Der Trend zu Losgröße 1 erfordert in der Produktion völlig neue Materialflüsse und eine Parallelisierung von Prozessschritten. B&R wird auf der SPS IPC Drives eine Lösung enthüllen, mit der Hersteller für diese Herausforderungen gerüstet sind. Robert Kickinger, Manager Mechatronic Technologies bei B&R, konkretisiert im Gespräch mit A&D, worauf es bei der flexiblen Fertigung ankommt und gibt erste Hinweise auf die neue Lösung.

A&D:

Individualisierte Produkte werden immer mehr Selbstverständlichkeit. Was heißt das für die Produktion?

Kickinger:

Egal ob Consumer oder B2B, der Trend geht stark in Richtung Online Ordering und personalisierte Produkte. Diese zunehmend individualisierten Massenprodukte müssen in Echtzeit produziert werden. Hierfür ist eine neue Produktionsinfrastruktur nötig, die diese Individualisierung auch bei voller Performance und Effizienz bewerkstelligt. Modularität ist eine Grundvoraussetzung für die Losgröße 1. Basis der Modularität ist für B&R insbesondere die Skalierbarkeit. Sowohl Maschinen als auch Anlagen müssen modular skalierbar sein, um höhere Stückzahlen, aber auch individualisierte Losgrößen bei Bedarf zu realisieren.

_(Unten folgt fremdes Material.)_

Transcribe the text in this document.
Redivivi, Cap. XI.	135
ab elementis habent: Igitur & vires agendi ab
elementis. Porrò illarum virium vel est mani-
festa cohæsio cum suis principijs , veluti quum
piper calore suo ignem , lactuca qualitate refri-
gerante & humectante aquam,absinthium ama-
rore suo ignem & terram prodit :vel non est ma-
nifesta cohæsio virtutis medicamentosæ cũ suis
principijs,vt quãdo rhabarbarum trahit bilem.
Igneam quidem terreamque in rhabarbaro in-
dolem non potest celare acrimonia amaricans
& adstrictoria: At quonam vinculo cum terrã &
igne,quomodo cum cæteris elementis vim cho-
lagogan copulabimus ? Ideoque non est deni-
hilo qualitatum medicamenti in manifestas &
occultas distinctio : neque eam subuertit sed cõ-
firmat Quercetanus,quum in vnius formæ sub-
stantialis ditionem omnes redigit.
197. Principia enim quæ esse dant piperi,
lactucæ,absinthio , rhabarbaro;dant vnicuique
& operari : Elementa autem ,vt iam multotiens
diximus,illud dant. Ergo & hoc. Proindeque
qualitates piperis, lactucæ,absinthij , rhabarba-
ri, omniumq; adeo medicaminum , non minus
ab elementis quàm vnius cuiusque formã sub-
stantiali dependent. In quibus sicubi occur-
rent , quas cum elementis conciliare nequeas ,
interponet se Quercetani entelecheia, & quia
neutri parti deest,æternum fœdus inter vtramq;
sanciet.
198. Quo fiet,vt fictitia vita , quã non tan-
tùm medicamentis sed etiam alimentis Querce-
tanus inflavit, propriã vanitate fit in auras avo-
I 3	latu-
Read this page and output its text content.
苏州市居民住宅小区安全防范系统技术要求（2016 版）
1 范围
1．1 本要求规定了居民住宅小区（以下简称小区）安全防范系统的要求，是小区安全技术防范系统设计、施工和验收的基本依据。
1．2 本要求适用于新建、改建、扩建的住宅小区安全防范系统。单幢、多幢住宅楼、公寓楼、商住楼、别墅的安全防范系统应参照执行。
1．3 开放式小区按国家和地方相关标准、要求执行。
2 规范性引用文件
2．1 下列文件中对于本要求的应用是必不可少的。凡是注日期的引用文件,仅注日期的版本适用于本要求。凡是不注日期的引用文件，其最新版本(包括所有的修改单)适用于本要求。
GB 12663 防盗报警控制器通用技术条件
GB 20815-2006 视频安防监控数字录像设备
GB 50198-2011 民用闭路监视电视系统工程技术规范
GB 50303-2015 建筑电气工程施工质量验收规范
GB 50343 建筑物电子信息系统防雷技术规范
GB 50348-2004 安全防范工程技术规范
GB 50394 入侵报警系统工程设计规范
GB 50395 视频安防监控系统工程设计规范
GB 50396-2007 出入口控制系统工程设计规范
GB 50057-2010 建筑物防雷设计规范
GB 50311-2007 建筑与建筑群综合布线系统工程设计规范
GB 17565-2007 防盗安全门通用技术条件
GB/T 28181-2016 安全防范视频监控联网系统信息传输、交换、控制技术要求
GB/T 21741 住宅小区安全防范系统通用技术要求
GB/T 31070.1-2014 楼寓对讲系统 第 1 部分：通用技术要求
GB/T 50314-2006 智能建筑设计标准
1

Das heißt, Maschinen sollen sich durch Einfügen zusätzlicher Segmente einfach erweitern lassen?

Genau. So wird die Maschine produktiver. Und das erhöht bei Anlagenbetreibern die Investitionssicherheit, weil Werkzeugmaschinen und Bearbeitungsstationen einfach mit den Aufträgen und neuen Losgrößen modular mitwachsen.

Aber leidet typischerweise mit der Modularisierung für Losgröße 1 nicht auch der Durchsatz?

Richtig, das ist ein zentrales Problem. Deshalb stellen wir auf der SPS IPC Drives eine neue Lösung vor, die genau das vermeidet. Mit der B&R-Technologie wird Losgröße 1 in der Serienproduktion ohne Stillstandzeiten möglich. Denn Zeitverluste für die Umrüstung müssen minimiert werden. Zusätzlich darf die Produktqualität nicht leiden: Bei voller Geschwindigkeit müssen fehlerhafte Produkte sofort beim Bearbeitungsschritt aussortiert werden. Erfolgt dies erst bei der Endmontage oder Verpackung, entstehen zu hohe Kosten.

Es wird also ein intelligenter Materialfluss benötigt, damit fehlerhafte Produkte aussortiert und defekte Maschinensegmente nicht mehr angefahren werden?

Genau, wir werden eine Technologie zeigen, die gewährleistet, dass bei voller Produktionsgeschwindigkeit und in vielfältiger Form Materialströme gezielt getrennt werden. Des Weiteren ermöglicht die B&R-Lösung, dass die defekten Segmente im Materialfluss nicht mehr berücksichtigt werden. Denken Sie zum Beispiel an eine Befüllstation, wo von vier seriellen oder parallelen Befüllern einer defekt ist oder nicht mehr exakt befüllt. Unser intelligenter Materialfluss lässt diesen einfach aus. So verhindern wir, dass nicht perfekt gefüllte Flaschen produziert und später aussortiert werden müssen.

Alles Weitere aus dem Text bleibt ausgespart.